Definition
An instrument that measures the chemical composition of the exhaust gases leaving a reciprocating engine to determine how efficiently the fuel-air mixture is being burned in the cylinders. The analyzer detects unburned hydrocarbons, carbon monoxide, and carbon dioxide, allowing a technician to evaluate combustion quality and adjust the carburetor or fuel injection system for proper mixture.
Plain English
A device that checks what's in an engine's exhaust to see whether the fuel and air are mixing and burning correctly. The results tell a mechanic whether the engine is running too rich, too lean, or just right.
Context Anchor
Seen in aircraft maintenance, engine troubleshooting, and engine adjustment discussions rather than as a normal cockpit instrument.
Derivation
“Exhaust” comes from a word meaning to draw out or empty out. “Analyze” comes from a word meaning to break something into parts for study. Together, the term means a tool that studies the gases drawn out of the engine after combustion.
Why Pilots Care
Helps identify overly rich or lean mixtures that can cause engine overheating, carbon buildup, or power loss.
Intuition Check
An exhaust gas analyzer does not adjust the engine by itself.
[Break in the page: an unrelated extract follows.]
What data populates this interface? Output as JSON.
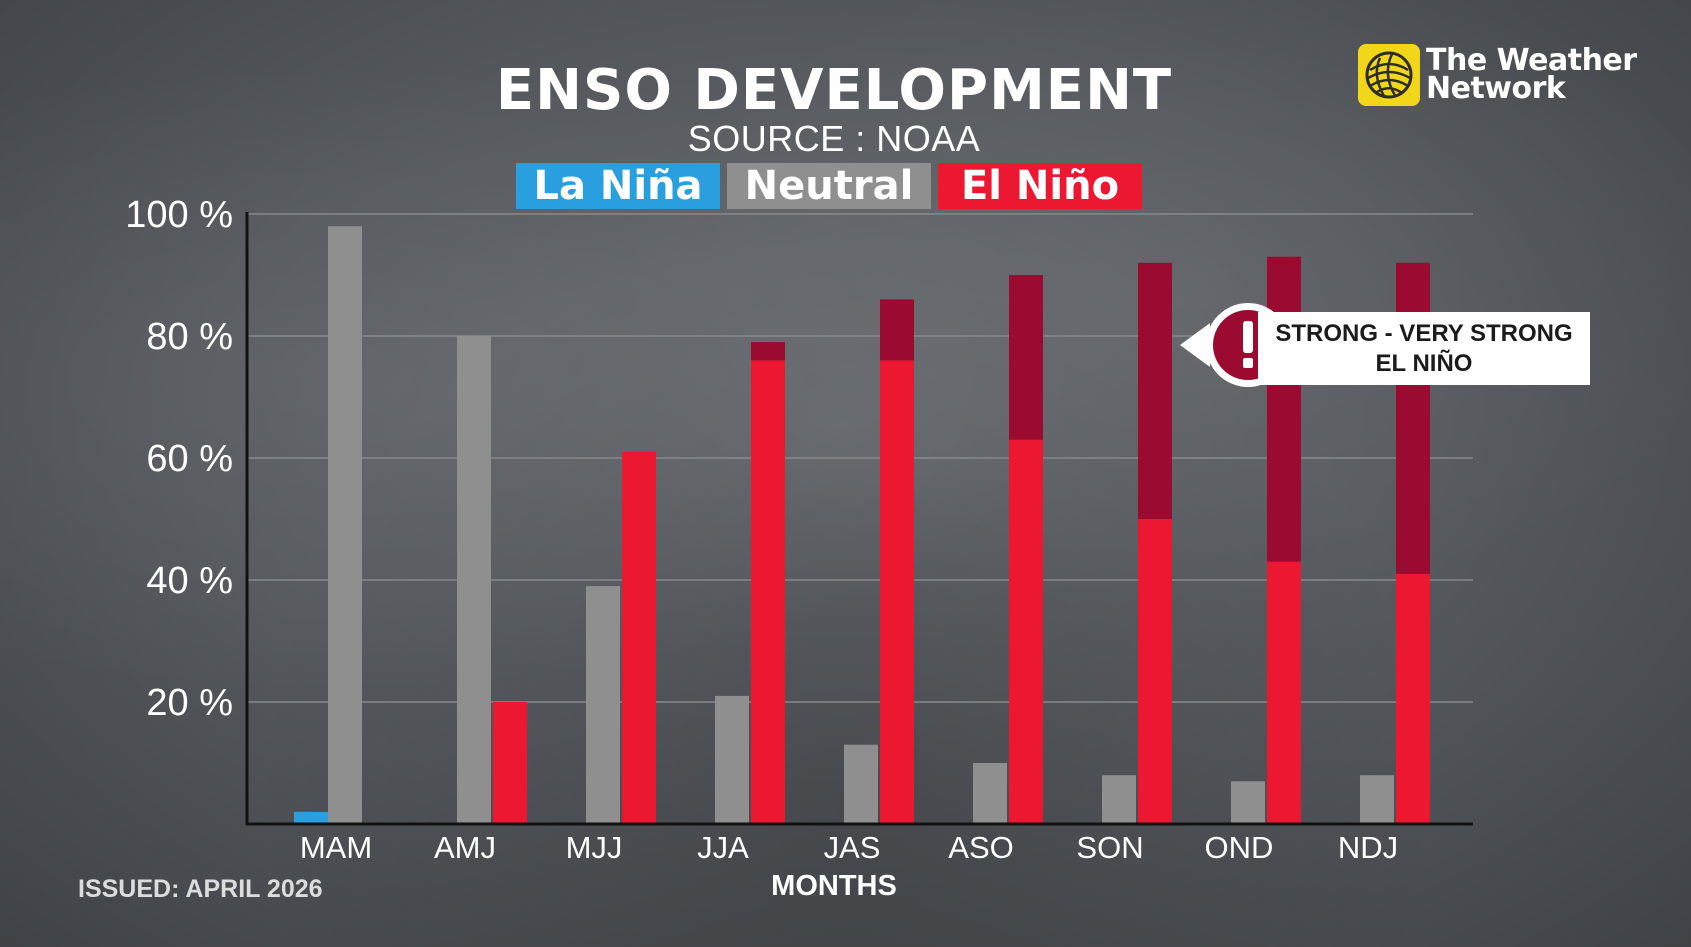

It only reports what the exhaust shows, so a mechanic can decide what needs to be corrected.
Example Sentence 1
The mechanic connected the exhaust gas analyzer to the tailpipe to check whether the carburetor was delivering the correct mixture at idle.
Example Sentence 2
A sudden change in exhaust gas analyzer readings alerted the pilot to a developing fuel system issue.